If any one of these is missing, you'll get a confusing error message and lose half an hour to debugging, don't ask me how I know that.
The function signature
Once the extension is installed, you get a new schema called aws_lambda with an invoke function:
aws_lambda.invoke(
function_name TEXT | aws_commons._lambda_function_arn_1,
payload JSONB,
region TEXT DEFAULT NULL,
invocation_type TEXT DEFAULT 'RequestResponse',
log_type TEXT DEFAULT 'None',
context JSONB DEFAULT NULL,
qualifier TEXT DEFAULT NULL
) RETURNS (status_code INT, payload JSONB, executed_version TEXT, log_result TEXT)The invocation_type parameter is the most interesting one. With the default 'RequestResponse', the SQL query waits for the Lambda to finish and returns the response payload back to you. With 'Event', the call is a fire-and-forget, so the database doesn't wait for a response, which is what you want for things like notifications or background processing where you don't care about the return value.
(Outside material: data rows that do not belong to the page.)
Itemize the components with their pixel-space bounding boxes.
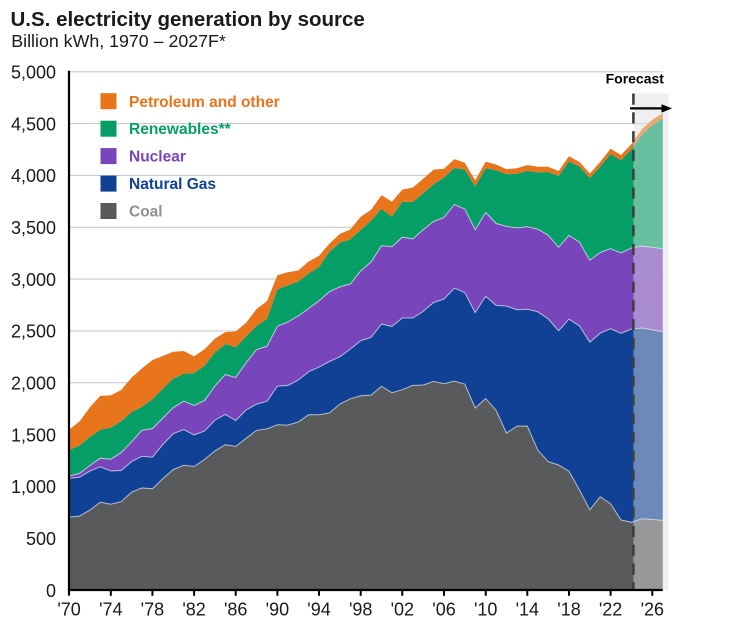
svg-text:Forecast: Forecast [606,71,665,87]
svg-text:1,500: 1,500 [11,425,56,445]
svg-text:4,000: 4,000 [11,166,56,186]
svg-text:Renewables**: Renewables** [129,121,232,138]
svg-text:'94: '94 [307,600,330,620]
svg-text:'86: '86 [224,600,247,620]
svg-text:4,500: 4,500 [11,114,56,134]
svg-text:3,500: 3,500 [11,218,56,238]
svg-text:'90: '90 [266,600,289,620]
svg-text:3,000: 3,000 [11,270,56,290]
svg-text:'22: '22 [599,600,622,620]
svg-text:'82: '82 [182,600,205,620]
svg-text:'98: '98 [349,600,372,620]
svg-text:5,000: 5,000 [11,63,56,83]
svg-text:'70: '70 [57,600,80,620]
svg-text:'74: '74 [99,600,122,620]
svg-text:2,000: 2,000 [11,374,56,394]
svg-text:Coal: Coal [129,204,163,221]
svg-text:2,500: 2,500 [11,322,56,342]
svg-text:0: 0 [46,581,56,601]
svg-text:1,000: 1,000 [11,477,56,497]
svg-text:'14: '14 [516,600,539,620]
svg-text:'06: '06 [432,600,455,620]
svg-text:Petroleum and other: Petroleum and other [129,94,280,111]
svg-text:'78: '78 [141,600,164,620]
svg-text:Natural Gas: Natural Gas [129,176,216,193]
svg-text:Nuclear: Nuclear [129,149,186,166]
svg-text:'26: '26 [641,600,664,620]
svg-text:500: 500 [26,529,56,549]
svg-text:'02: '02 [391,600,414,620]
svg-text:'18: '18 [557,600,580,620]
svg-text:'10: '10 [474,600,497,620]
The function returns a row with the HTTP-style status code, the JSON payload from the Lambda, the version that was executed, and an optional log result. So you can do things like check status_code = 200 directly in your SQL.
A concrete example
Here's a real example - a query that aggregates meter readings from a table and sends them to a Lambda function for processing:
SELECT * FROM aws_lambda.invoke(
aws_commons.create_lambda_function_arn(
'arn:aws:lambda:us-east-1:600238737408:function:rds-invoke',
'us-east-1'
),
(
SELECT jsonb_build_object(
'meter_readings',
jsonb_agg(row_to_json(mr) ORDER BY mr.reading_timestamp DESC)
)
FROM (
SELECT id, reading_timestamp, value
FROM meter_readings AS mr
) AS mr
)
);The aws_commons.create_lambda_function_arn helper builds a properly-typed reference to your function (you can also pass a regular TEXT ARN as the first argument to invoke if you prefer). The second argument is the JSONB payload, which in this case is constructed by aggregating rows from meter_readings into a JSON object.
The Lambda receives this payload exactly as it would if you'd called Invoke from the AWS SDK, and it can return any JSON it wants. That JSON shows up in the payload column of the result.
Where it works well
If your use case fits, this is a pretty clean pattern:
- The setup is simple once the prerequisites are in place. No intermediate services, no glue Lambda just to forward data, no Kafka topic to manage.
- Both sync and async invocations are supported via the
invocation_typeparameter. Sync is great for "transform this data and write the result back" workflows. Async is great for fire-and-forget notifications. - It's a regular SQL function, which means you can call it from triggers, stored procedures, scheduled jobs (e.g. with
pg_cron), or just ad-hoc from a SQL client. Wherever you can run SQL, you can invoke a Lambda.
Where it falls down
There are real limits, and they're the reason we ended up choosing a different approach for our specific use case:
- Concurrent Lambda invocations are a real concern. If your SQL is firing many invocations per second (e.g. a trigger on a high-write table), you can blow through your account's concurrent Lambda limit very quickly, and the failures will cascade back into your SQL transactions.
- High-throughput scenarios produce a lot of invocations. Every row-level call is a Lambda invocation, billed individually, and that adds up fast in busy systems. Batching helps but it's pretty tricky to properly express it in the existing SQL queries (if they're not really batched)
- You can't target other AWS services directly. The
aws_lambdaextension only invokes Lambda - if you want to push events to MSK, Kinesis, or EventBridge from inside the database, you have to go through a Lambda function as an intermediary. That's an extra component in the path you may not want.
For our CDC use case, where we needed to stream every change to multiple downstream consumers reliably, those limits made it the wrong choice and we ended up moving to MSK Connect + Debezium. But for lower-volume scenarios e.g. "send a notification when this row gets inserted", "transform this data via Lambda and write the result back into the same query", the aws_lambda extension can be a really effective and simple choice vs overengineering it with Step Functions or a full blown CDC pipeline.
Summary
While we didn't end up using it in prod, I still think that aws_lambda extension is a feature that can really shine in the right scenario and its really good to have it in your toolbelt, just remember to be aware of it's limitations. Thanks for reading!